イナヅマvs吸血鬼
ーーーーーーーーマテーーーーーーーー
何も装着していなかったリュウガの両腕に金属製のグローブがはめられる。エルドリッチと同じだ。武具の召喚、それが彼らの特性なんだ。そして、召喚された武具には特殊な力が備わっている。リュウガの手甲も相違ないはずだ。
私の推測は正しかった。
リュウガの腕が黒いイカヅチを纏う。リュウガを決して傷つけず、敵にだけ牙を剥く異質の雷撃。その一撃の矢面にテューンが立つ。
「オトコギがあるねえ、ネエチャンヨォ!」
リュウガの拳が最短でテューンに到達する。魔鉄に精製した棒でテューンは対抗した。電流が迸るが構わず魔鉄を握り続ける。
「えっ?マジィ……?」
どうやら一撃必殺。防がれてもイカヅチで仕留める二段構えだったようだ。だけど、電流を全身に浴びて無事ならその前提は崩れたも同然だ。
カウンターとして、テューンはもう片方の腕を使い、腰に帯びた剣で鞘に収めたままリュウガの喉元を突いた。
「がぐっ!がっ……!」
結構長い距離弾き飛ばされたリュウガは、粋のいい川魚のようにのたうち回った。
あまりの呆気なさにツェーリは弓をひいた手をどうすればいいか迷っていた。私も短剣を出したはいいが、矛の向け先を失ってしまった。
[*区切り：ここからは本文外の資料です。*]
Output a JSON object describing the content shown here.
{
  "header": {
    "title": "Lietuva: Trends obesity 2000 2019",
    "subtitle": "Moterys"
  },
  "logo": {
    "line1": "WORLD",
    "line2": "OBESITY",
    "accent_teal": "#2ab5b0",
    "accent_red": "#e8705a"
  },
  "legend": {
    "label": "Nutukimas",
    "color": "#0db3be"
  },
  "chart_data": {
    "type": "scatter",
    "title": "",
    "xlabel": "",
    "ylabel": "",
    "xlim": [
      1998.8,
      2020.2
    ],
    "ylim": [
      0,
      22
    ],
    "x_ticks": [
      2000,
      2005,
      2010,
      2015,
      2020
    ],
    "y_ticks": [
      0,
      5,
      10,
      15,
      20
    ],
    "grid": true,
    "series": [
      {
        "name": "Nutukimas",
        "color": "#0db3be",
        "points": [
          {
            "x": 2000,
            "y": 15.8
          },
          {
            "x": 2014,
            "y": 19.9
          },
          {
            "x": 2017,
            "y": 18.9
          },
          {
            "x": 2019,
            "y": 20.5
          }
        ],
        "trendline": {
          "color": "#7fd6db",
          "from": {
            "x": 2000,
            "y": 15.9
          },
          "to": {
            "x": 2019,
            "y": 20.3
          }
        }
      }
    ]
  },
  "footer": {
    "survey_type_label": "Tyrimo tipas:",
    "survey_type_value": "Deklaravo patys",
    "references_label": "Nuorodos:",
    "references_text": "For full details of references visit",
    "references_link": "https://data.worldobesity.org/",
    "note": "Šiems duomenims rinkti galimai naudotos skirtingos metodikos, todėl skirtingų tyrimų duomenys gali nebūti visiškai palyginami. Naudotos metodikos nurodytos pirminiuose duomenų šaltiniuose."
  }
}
しばらく待機していると呼吸を整えたリュウガがばっと急に立ち上がった。
「ナ、ナンデ! ナンデライゲキ、ツウジナイノ!」
「いや? 痛かったけど我慢しただけだぞ」
「我慢? ガマン!? ガマンで済むの!? 反則だ、それ! ハンソク! ハンソクだって! チート、チート! チートだよ、それ! もう……はぁ……? もう……もー! もうやだぁ! クソゲーだ、クソゲー! チートまじやめろよぉ、チートよぉ……もー! やめろよ、そういうの!」
なんか急に子供じみた駄々をこねはじめた。屈強な男が泣きべそかく光景はあまりにシュールすぎて現実に直面すると非常に困惑させられる。
一体この男は何がしたいのか?
騒ぎを聞きつけ、村人たちがざわざわと集まりだした。穏便にすませようと手を回そうとしていた村長は手遅れだと言わんばかりに両手を頭の上にのせていた。
「一体何の騒ぎですか、リュウガ。またろくでもないことをしでかしたのですか?」
私たちはハッと息を呑んだ。
リュウガに声をかけた女性らしき人物。女性らしき、というのはその人物が黒い衣装を纏っていて、顔もフードとマスクで隠しているからだ。ある人物の特徴に一致している。
「ア、アネゴォ!」
「その呼び方はやめてくださいと言ったはずですが……」
困ったようにぼやく女性。リュウガが一方的にアネゴと言って慕っているようだ。
それにしても、なんというか……肌をほとんど露出していないにもかかわらず、その落ち着いた立ち振る舞いと声質だけで恐ろしいほど蠱惑的に映った。まるで彼女を見るだけで魔力に当てられているかのように。
「もしや、ジークリットか?」
「……いかにも、私がジークリットです」
少しの間があっただけで、他に何の躊躇もなくその人物はジークリットと名乗った。
庶民から愛される正義の味方、レナート卿が追っている義賊、魔族であるという疑惑の主。そして……ゼフの復讐の相手。